Lost amid the flurry of the Supreme Court’s end of term decisions on recess appointments, cell phone privacy and contraception coverage is the Court’s dip into the federal bank fraud statute, 18 U.S.C. § 1344, in Loughrin v. United States. We no doubt share your surprise that the Twitterverse didn’t take to the streets in uproar over the Loughrin decision. Yet, notwithstanding the lack of attention, the decision merits more than simply a passing reference as it expands the reach of the federal bank fraud statute.
Let’s jump into it. Loughrin foraged for checks in residential mailboxes and then forged the checks, changing the payee to retailers, including Target. He used the checks to purchase merchandise, and then, shortly thereafter, walked back inside the store to return the goods for cash. When his scheme was uncovered, the government charged Loughrin with bank fraud.
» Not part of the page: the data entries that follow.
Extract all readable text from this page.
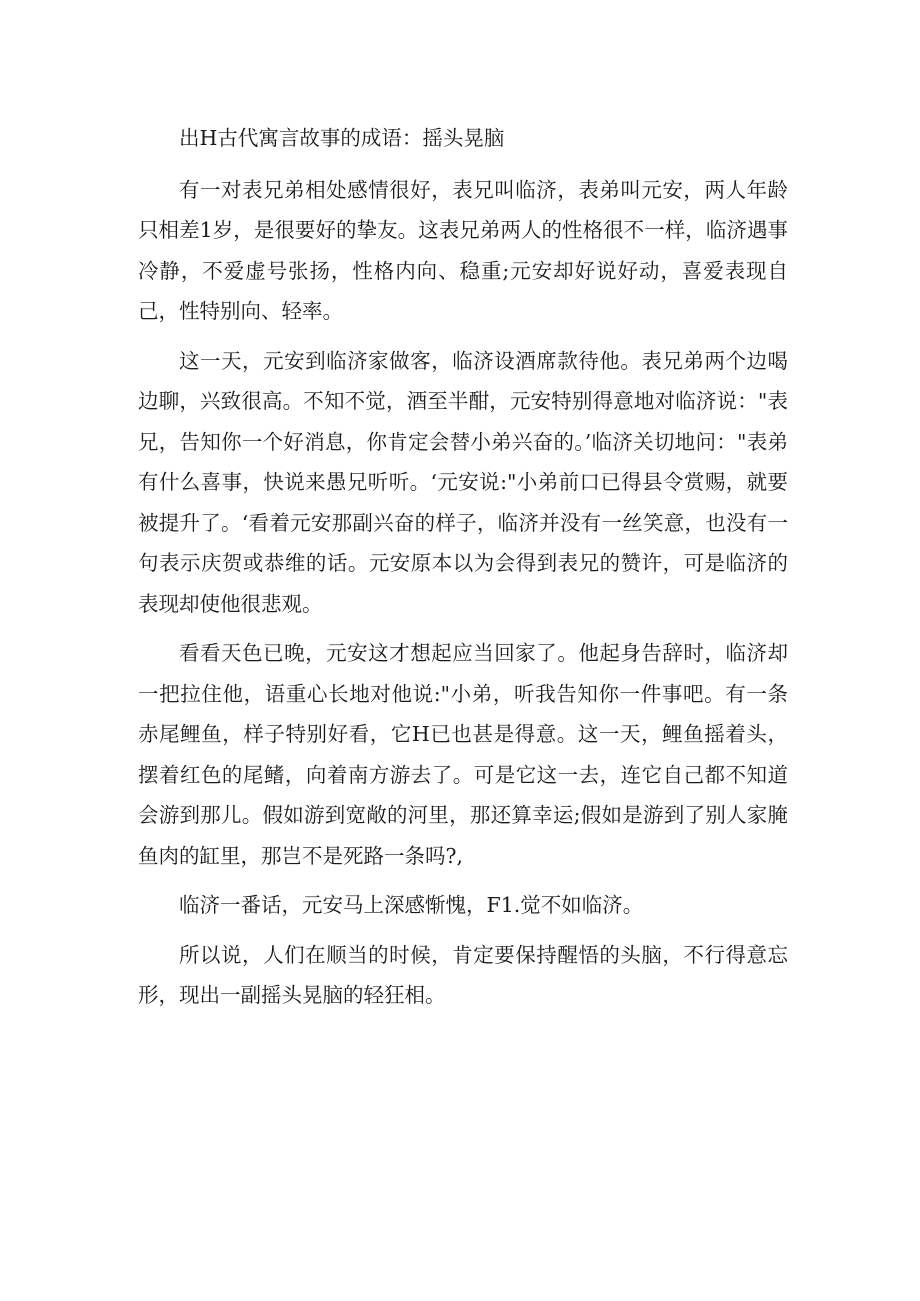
出H古代寓言故事的成语：摇头晃脑

有一对表兄弟相处感情很好，表兄叫临济，表弟叫元安，两人年龄只相差1岁，是很要好的挚友。这表兄弟两人的性格很不一样，临济遇事冷静，不爱虚号张扬，性格内向、稳重;元安却好说好动，喜爱表现自己，性特别向、轻率。

这一天，元安到临济家做客，临济设酒席款待他。表兄弟两个边喝边聊，兴致很高。不知不觉，酒至半酣，元安特别得意地对临济说："表兄，告知你一个好消息，你肯定会替小弟兴奋的。’临济关切地问："表弟有什么喜事，快说来愚兄听听。‘元安说:"小弟前口已得县令赏赐，就要被提升了。‘看着元安那副兴奋的样子，临济并没有一丝笑意，也没有一句表示庆贺或恭维的话。元安原本以为会得到表兄的赞许，可是临济的表现却使他很悲观。

看看天色已晚，元安这才想起应当回家了。他起身告辞时，临济却一把拉住他，语重心长地对他说:"小弟，听我告知你一件事吧。有一条赤尾鲤鱼，样子特别好看，它H已也甚是得意。这一天，鲤鱼摇着头，摆着红色的尾鳍，向着南方游去了。可是它这一去，连它自己都不知道会游到那儿。假如游到宽敞的河里，那还算幸运;假如是游到了别人家腌鱼肉的缸里，那岂不是死路一条吗?,

临济一番话，元安马上深感惭愧，F1.觉不如临济。

所以说，人们在顺当的时候，肯定要保持醒悟的头脑，不行得意忘形，现出一副摇头晃脑的轻狂相。
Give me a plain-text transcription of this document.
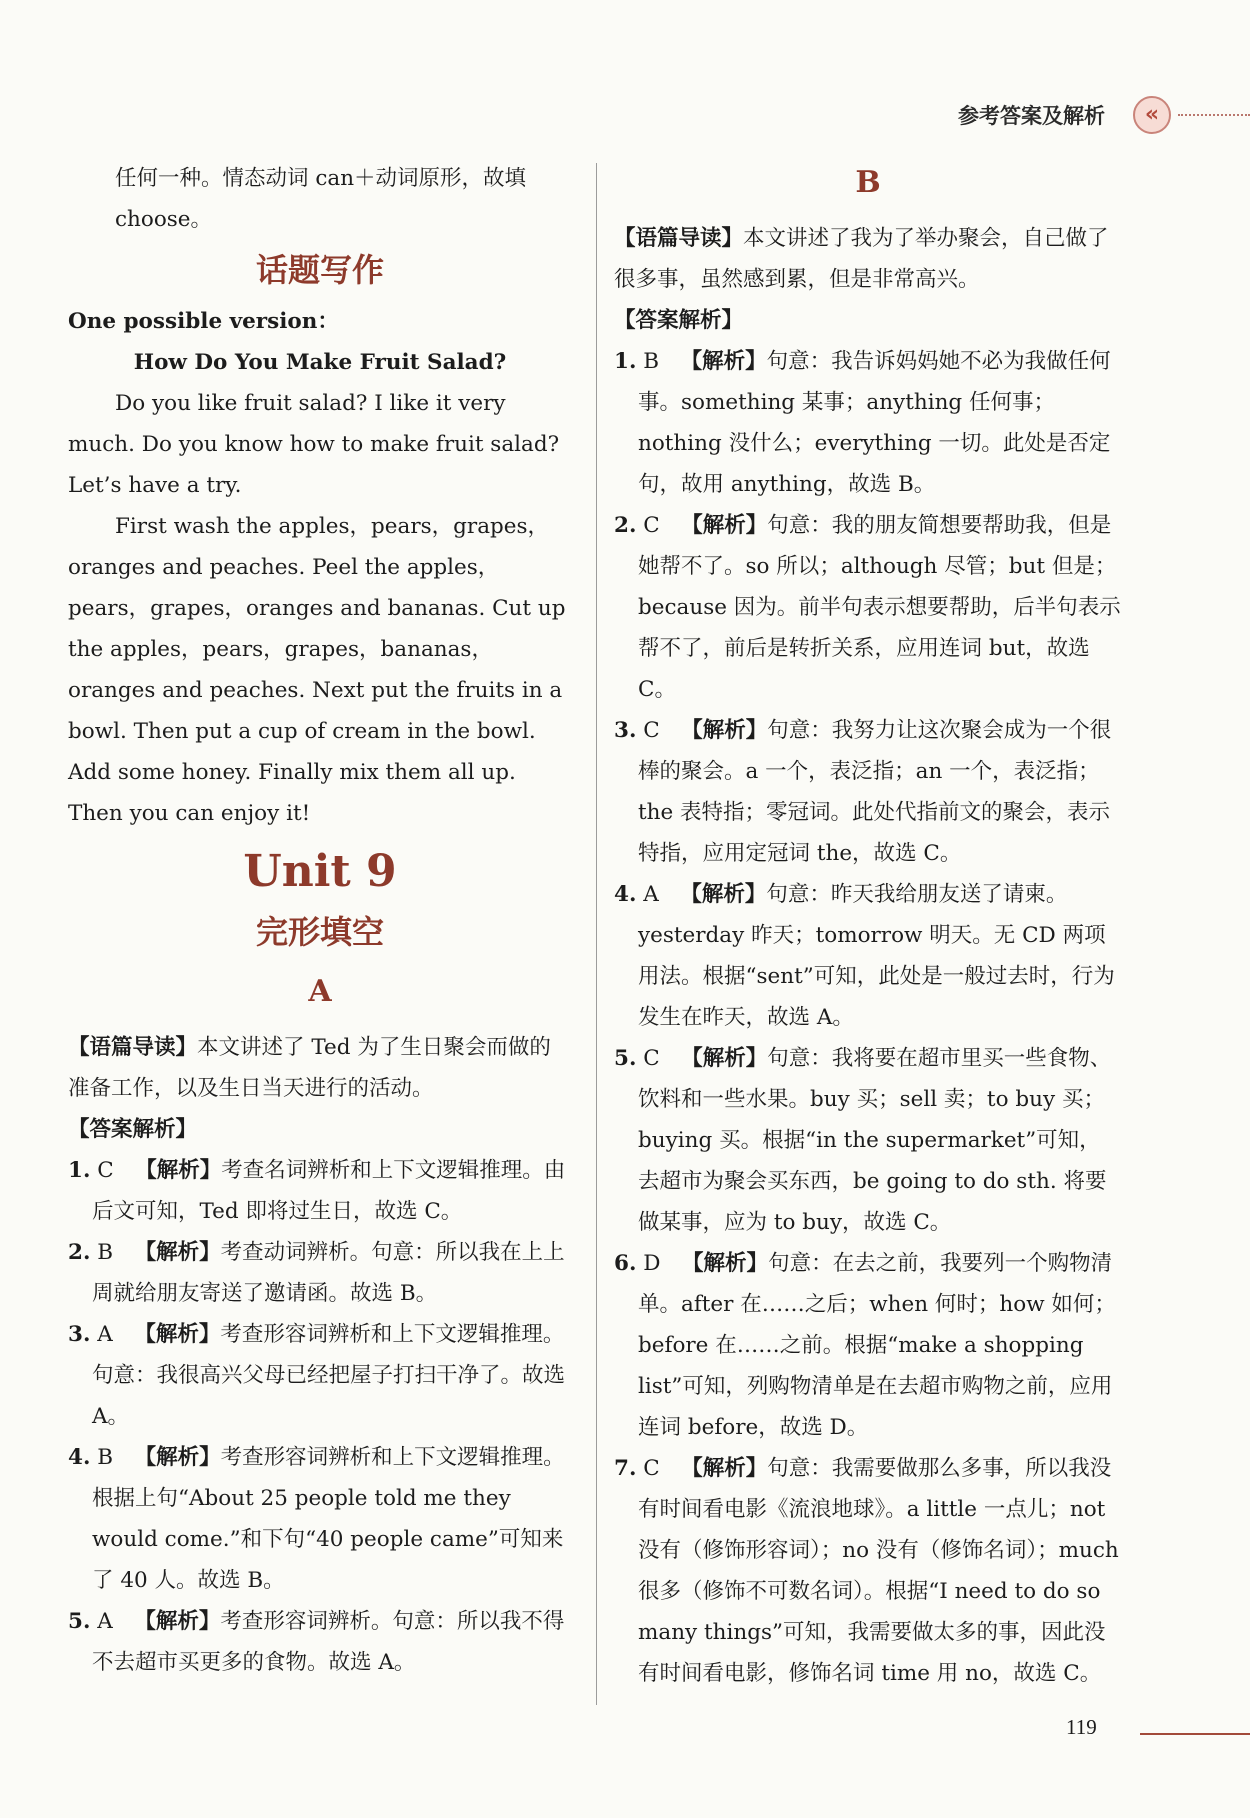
参考答案及解析	«

任何一种。情态动词 can＋动词原形，故填

choose。

话题写作

One possible version：

How Do You Make Fruit Salad?

Do you like fruit salad? I like it very much. Do you know how to make fruit salad? Let’s have a try.

First wash the apples，pears，grapes，oranges and peaches. Peel the apples，pears，grapes，oranges and bananas. Cut up the apples，pears，grapes，bananas，oranges and peaches. Next put the fruits in a bowl. Then put a cup of cream in the bowl. Add some honey. Finally mix them all up. Then you can enjoy it!

Unit 9

完形填空

A

【语篇导读】本文讲述了 Ted 为了生日聚会而做的准备工作，以及生日当天进行的活动。

【答案解析】

1. C  【解析】考查名词辨析和上下文逻辑推理。由后文可知，Ted 即将过生日，故选 C。

2. B  【解析】考查动词辨析。句意：所以我在上上周就给朋友寄送了邀请函。故选 B。

3. A  【解析】考查形容词辨析和上下文逻辑推理。句意：我很高兴父母已经把屋子打扫干净了。故选 A。

4. B  【解析】考查形容词辨析和上下文逻辑推理。根据上句“About 25 people told me they would come.”和下句“40 people came”可知来了 40 人。故选 B。

5. A  【解析】考查形容词辨析。句意：所以我不得不去超市买更多的食物。故选 A。

B

【语篇导读】本文讲述了我为了举办聚会，自己做了很多事，虽然感到累，但是非常高兴。

【答案解析】

1. B  【解析】句意：我告诉妈妈她不必为我做任何事。something 某事；anything 任何事；nothing 没什么；everything 一切。此处是否定句，故用 anything，故选 B。

2. C  【解析】句意：我的朋友简想要帮助我，但是她帮不了。so 所以；although 尽管；but 但是；because 因为。前半句表示想要帮助，后半句表示帮不了，前后是转折关系，应用连词 but，故选 C。

3. C  【解析】句意：我努力让这次聚会成为一个很棒的聚会。a 一个，表泛指；an 一个，表泛指；the 表特指；零冠词。此处代指前文的聚会，表示特指，应用定冠词 the，故选 C。

4. A  【解析】句意：昨天我给朋友送了请柬。yesterday 昨天；tomorrow 明天。无 CD 两项用法。根据“sent”可知，此处是一般过去时，行为发生在昨天，故选 A。

5. C  【解析】句意：我将要在超市里买一些食物、饮料和一些水果。buy 买；sell 卖；to buy 买；buying 买。根据“in the supermarket”可知，去超市为聚会买东西，be going to do sth. 将要做某事，应为 to buy，故选 C。

6. D  【解析】句意：在去之前，我要列一个购物清单。after 在……之后；when 何时；how 如何；before 在……之前。根据“make a shopping list”可知，列购物清单是在去超市购物之前，应用连词 before，故选 D。

7. C  【解析】句意：我需要做那么多事，所以我没有时间看电影《流浪地球》。a little 一点儿；not 没有（修饰形容词）；no 没有（修饰名词）；much 很多（修饰不可数名词）。根据“I need to do so many things”可知，我需要做太多的事，因此没有时间看电影，修饰名词 time 用 no，故选 C。

119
The federal bank fraud statute provides:
Whoever knowingly executes, or attempts to execute, a scheme or artifice–
- to defraud a financial institution; or
- to obtain any of the money, funds, credits, assets, securities, or other property owned by, or under the custody or control of, a financial institution by means of false or fraudulent pretenses, representations or promises;
shall be fined not more than $1,000,000 or imprisoned not more than 30 years, or both.
18 U.S.C. § 1344. Loughrin argued unsuccessfully at trial that to be convicted under § 1344(2) requires proof of an intent to defraud a financial institution. He contended that his intent to defraud ran only to Target and not to the banks on which the checks were drawn and thus he could not be convicted.
In a unanimous decision, the Court rejected Loughrin’s argument, holding that the government need not prove such an intent. The reasoning: that sections (1) and (2) are distinct and thus, while there must be an intent to defraud a financial institution in a prosecution of section (1), there need not be such an intent for section (2).
Perhaps more significant, however, is the Court’s subsequent divided discussion on the implications of this holding. Although Justice Kagan (for the majority) and Justice Scalia (with Justice Thomas) agree that the holding should not turn every fraud using a check into a federal offense, that is the extent of their agreement. Ultimately, Justice Kagan focuses on the “by means of” language of § 1344(2), concluding that the bank fraud statute reaches only where the fraudster’s deception is transmitted to the financial institution. In this case, the falsity – the altered check – was presented to the bank and thus was the instrumentality of collecting the funds. In contrast, Justice Kagan rejected application of the bank fraud statute to a hypothetical of a buyer using a check to purchase a knock-off Louis Vuitton bag from someone claiming it was legitimate. In that case, the bank’s involvement is, as Justice Kagan says, “wholly fortuitous” and the lie (that the bag is real) never makes it to the bank. This “by means of” textual limitation is, however, too much for Justice Scalia, who contends that the Court should leave this discussion “for another day.”
Future days will indeed be necessary before the breadth of the bank fraud statute plays out. That said, the Court’s refusal to impose an “intent to defraud a financial institution” on subsection (2) of the bank fraud statute opens the door for additional federal prosecutions.